Human striatal L-dopa decarboxylase activity estimated in vivo using 6-[18F]fluoro-dopa and positron emission tomography: error analysis and application to normal subjects.

DOPA decarboxylase is the enzyme directly responsible for the synthesis of the neurotransmitters dopamine and serotonin, and indirectly of noradrenaline, in brain. We used the decarboxylation coefficient (k3D) of 6-[18F]fluoro-DOPA (FDOPA) to denote the relative activity of L-DOPA decarboxylase in vivo in the human brain.

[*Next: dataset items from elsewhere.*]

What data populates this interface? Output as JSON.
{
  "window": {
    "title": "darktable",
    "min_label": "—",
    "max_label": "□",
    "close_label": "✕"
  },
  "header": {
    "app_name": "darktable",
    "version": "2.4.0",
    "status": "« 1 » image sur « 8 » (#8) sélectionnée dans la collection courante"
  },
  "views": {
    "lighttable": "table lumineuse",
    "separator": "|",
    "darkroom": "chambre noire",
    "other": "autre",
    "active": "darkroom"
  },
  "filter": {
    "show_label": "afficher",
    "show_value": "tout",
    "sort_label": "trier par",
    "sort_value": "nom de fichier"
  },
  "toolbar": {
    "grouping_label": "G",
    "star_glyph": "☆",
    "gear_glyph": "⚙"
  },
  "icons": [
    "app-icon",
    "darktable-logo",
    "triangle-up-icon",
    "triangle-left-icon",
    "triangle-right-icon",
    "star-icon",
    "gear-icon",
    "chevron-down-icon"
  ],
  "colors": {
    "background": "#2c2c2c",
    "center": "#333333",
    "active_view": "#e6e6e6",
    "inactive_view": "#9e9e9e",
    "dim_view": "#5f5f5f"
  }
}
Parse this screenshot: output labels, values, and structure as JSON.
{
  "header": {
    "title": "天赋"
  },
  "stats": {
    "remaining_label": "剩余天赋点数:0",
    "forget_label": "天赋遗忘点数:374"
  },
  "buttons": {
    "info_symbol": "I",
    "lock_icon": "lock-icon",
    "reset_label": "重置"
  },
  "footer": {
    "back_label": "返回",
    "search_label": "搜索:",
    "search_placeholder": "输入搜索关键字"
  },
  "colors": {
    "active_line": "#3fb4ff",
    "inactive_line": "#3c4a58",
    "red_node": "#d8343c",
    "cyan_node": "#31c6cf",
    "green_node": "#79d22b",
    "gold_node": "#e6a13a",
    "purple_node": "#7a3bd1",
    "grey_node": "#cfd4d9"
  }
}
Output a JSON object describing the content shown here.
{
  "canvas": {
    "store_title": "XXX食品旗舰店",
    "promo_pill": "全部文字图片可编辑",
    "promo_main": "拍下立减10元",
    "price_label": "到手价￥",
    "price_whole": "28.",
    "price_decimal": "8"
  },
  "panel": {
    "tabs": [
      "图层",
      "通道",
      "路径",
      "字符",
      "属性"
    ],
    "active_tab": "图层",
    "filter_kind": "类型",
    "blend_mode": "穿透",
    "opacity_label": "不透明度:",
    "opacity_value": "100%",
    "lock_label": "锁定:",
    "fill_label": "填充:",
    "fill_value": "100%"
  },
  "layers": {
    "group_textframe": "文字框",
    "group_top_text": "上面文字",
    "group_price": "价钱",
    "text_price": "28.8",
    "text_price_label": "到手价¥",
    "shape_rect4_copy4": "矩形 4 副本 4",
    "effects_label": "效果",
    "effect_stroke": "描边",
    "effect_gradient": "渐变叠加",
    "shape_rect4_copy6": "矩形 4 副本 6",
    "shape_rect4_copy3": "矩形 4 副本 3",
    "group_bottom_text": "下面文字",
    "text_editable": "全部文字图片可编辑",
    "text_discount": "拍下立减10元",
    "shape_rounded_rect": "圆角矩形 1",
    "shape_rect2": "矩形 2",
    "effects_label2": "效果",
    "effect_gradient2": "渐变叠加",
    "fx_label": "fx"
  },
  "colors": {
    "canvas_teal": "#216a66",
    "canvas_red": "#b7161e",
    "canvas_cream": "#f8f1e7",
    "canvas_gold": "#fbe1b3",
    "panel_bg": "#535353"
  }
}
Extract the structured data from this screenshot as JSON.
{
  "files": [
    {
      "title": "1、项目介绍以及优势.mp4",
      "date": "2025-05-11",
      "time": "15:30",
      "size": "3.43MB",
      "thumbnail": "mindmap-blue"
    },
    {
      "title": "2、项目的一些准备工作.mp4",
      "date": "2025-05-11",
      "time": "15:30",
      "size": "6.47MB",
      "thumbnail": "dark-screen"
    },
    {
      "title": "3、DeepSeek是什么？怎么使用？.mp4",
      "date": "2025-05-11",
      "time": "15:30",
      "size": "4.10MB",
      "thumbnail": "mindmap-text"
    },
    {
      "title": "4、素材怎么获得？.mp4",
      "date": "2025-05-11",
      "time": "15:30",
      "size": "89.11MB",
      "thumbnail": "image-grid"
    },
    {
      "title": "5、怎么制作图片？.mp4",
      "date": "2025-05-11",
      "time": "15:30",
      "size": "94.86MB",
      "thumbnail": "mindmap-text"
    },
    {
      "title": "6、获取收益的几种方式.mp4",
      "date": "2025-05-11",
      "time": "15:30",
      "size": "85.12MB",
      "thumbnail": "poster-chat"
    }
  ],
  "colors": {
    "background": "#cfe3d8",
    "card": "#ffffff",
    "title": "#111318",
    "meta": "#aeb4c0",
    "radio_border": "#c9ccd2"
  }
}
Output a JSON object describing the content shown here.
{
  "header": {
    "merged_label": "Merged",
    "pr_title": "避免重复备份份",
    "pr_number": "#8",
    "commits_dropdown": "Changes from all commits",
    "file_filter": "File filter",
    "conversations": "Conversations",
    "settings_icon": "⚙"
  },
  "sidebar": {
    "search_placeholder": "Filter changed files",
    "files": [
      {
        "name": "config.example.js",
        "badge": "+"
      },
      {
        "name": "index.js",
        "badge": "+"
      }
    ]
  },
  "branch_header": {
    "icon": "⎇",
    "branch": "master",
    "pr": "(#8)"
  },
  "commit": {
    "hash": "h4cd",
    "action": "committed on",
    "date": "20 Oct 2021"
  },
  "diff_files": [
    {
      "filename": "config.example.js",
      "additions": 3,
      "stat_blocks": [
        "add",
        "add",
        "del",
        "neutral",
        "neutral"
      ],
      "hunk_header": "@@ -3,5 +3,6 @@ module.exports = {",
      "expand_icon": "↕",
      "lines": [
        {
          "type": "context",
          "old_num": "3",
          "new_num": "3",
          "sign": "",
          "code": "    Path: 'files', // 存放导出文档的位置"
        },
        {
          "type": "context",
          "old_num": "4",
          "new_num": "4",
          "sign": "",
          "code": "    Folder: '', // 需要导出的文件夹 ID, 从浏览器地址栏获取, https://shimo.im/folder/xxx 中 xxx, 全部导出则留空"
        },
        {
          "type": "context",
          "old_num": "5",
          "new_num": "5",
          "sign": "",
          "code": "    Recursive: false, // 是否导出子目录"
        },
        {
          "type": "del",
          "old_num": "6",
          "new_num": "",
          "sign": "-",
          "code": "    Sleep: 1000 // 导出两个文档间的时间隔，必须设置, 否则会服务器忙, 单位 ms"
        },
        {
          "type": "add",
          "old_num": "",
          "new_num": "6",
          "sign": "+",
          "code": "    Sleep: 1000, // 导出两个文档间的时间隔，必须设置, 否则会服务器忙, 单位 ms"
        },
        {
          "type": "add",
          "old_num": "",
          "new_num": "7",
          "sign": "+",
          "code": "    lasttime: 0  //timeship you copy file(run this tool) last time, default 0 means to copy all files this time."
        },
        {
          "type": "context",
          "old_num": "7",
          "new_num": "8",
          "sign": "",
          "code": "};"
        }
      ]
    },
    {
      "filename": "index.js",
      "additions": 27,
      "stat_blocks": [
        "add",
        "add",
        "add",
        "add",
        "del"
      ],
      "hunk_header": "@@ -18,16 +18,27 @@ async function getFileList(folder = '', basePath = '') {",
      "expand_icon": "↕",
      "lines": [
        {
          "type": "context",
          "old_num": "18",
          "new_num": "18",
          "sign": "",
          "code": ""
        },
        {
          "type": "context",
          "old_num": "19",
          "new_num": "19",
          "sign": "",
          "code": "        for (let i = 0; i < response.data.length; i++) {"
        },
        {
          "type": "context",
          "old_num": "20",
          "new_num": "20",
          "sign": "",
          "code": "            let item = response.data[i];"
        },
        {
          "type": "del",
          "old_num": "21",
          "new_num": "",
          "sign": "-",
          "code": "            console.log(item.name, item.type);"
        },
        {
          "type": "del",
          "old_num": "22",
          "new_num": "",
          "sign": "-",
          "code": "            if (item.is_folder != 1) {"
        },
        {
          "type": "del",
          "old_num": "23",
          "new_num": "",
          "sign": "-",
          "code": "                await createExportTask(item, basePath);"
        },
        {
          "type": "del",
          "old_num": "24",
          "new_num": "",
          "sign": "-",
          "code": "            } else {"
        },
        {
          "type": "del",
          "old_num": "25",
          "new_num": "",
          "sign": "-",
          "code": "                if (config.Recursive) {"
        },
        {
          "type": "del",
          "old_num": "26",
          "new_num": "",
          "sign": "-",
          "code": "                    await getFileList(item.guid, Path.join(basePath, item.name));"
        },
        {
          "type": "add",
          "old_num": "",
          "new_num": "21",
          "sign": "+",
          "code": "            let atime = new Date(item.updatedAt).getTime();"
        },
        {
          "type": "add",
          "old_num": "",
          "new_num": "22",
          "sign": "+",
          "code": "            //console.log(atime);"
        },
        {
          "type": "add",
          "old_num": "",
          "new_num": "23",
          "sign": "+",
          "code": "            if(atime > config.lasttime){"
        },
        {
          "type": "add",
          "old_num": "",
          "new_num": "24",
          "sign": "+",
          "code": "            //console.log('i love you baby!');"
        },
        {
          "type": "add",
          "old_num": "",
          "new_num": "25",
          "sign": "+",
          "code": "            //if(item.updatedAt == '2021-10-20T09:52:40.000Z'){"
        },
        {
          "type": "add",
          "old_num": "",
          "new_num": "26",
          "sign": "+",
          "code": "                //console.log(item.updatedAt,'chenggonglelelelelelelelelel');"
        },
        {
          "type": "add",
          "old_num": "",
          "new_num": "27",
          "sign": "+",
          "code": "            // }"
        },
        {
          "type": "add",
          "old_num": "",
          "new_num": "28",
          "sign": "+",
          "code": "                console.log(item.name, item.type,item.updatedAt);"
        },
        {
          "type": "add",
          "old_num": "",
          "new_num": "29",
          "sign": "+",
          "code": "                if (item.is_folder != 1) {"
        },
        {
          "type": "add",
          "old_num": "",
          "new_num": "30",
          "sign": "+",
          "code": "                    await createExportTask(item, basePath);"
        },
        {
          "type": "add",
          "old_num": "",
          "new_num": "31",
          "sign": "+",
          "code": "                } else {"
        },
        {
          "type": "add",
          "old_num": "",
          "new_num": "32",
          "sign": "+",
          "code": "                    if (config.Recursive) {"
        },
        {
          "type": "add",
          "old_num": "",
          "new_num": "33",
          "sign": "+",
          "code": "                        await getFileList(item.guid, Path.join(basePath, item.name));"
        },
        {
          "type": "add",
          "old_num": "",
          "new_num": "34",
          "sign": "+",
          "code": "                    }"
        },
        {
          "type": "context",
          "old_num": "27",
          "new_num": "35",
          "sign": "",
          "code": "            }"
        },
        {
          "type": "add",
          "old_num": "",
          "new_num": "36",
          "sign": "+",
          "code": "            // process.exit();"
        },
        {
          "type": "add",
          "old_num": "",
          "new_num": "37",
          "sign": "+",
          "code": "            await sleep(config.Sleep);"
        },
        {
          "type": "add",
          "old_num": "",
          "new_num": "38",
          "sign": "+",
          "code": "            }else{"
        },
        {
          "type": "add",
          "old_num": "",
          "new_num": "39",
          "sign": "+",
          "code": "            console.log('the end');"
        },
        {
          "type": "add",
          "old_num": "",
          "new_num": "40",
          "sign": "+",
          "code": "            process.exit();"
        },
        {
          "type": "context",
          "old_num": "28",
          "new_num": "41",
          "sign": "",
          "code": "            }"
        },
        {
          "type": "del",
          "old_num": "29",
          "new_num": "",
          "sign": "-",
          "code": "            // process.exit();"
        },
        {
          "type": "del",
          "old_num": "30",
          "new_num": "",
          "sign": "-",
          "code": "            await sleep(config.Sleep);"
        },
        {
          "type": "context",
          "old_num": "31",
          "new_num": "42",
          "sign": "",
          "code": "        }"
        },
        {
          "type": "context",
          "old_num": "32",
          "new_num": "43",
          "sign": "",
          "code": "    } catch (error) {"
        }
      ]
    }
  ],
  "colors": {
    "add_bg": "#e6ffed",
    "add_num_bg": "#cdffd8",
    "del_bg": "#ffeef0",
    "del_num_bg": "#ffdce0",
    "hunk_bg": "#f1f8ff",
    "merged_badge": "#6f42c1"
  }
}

To determine the relative enzyme activity with positron emission tomography (PET), we evaluated the model that separates the metabolism into compartments of nondiffusible and diffusible (i.e., transient) tracer metabolites. Error analysis indicated that the least-squares optimization alone was not sufficient to yield accurate estimates of k3D in the presence of the inherent error of PET. To improve the accuracy of the k3D estimates by optimizing the number of parameters, we introduced biological constraints which included a tracer partition volume (Ve) common to frontal cortex and striatum, and a fixed ratio (q) between the blood-brain barrier transport coefficients of O-methyl-[18F]fluoro-DOPA and FDOPA, the two sources of radioactivity in plasma. We found that a two-step analysis yielded sufficiently accurate estimates of k3D. The two steps include the initial estimation of the partition volume in frontal cortex and the subsequent use of this value to determine k3D in striatum and other structures. We studied twelve healthy controls (age 45 +/- 15 years). The average k3D value was 0.081 +/- 0.024 min-1 (coefficient of variation (COV) 30%) for caudate nucleus, 0.074 +/- 0.013 min-1 (COV 18%) for putamen, and 0.010 +/- 0.005 min-1 (COV 50%) for cerebral cortex.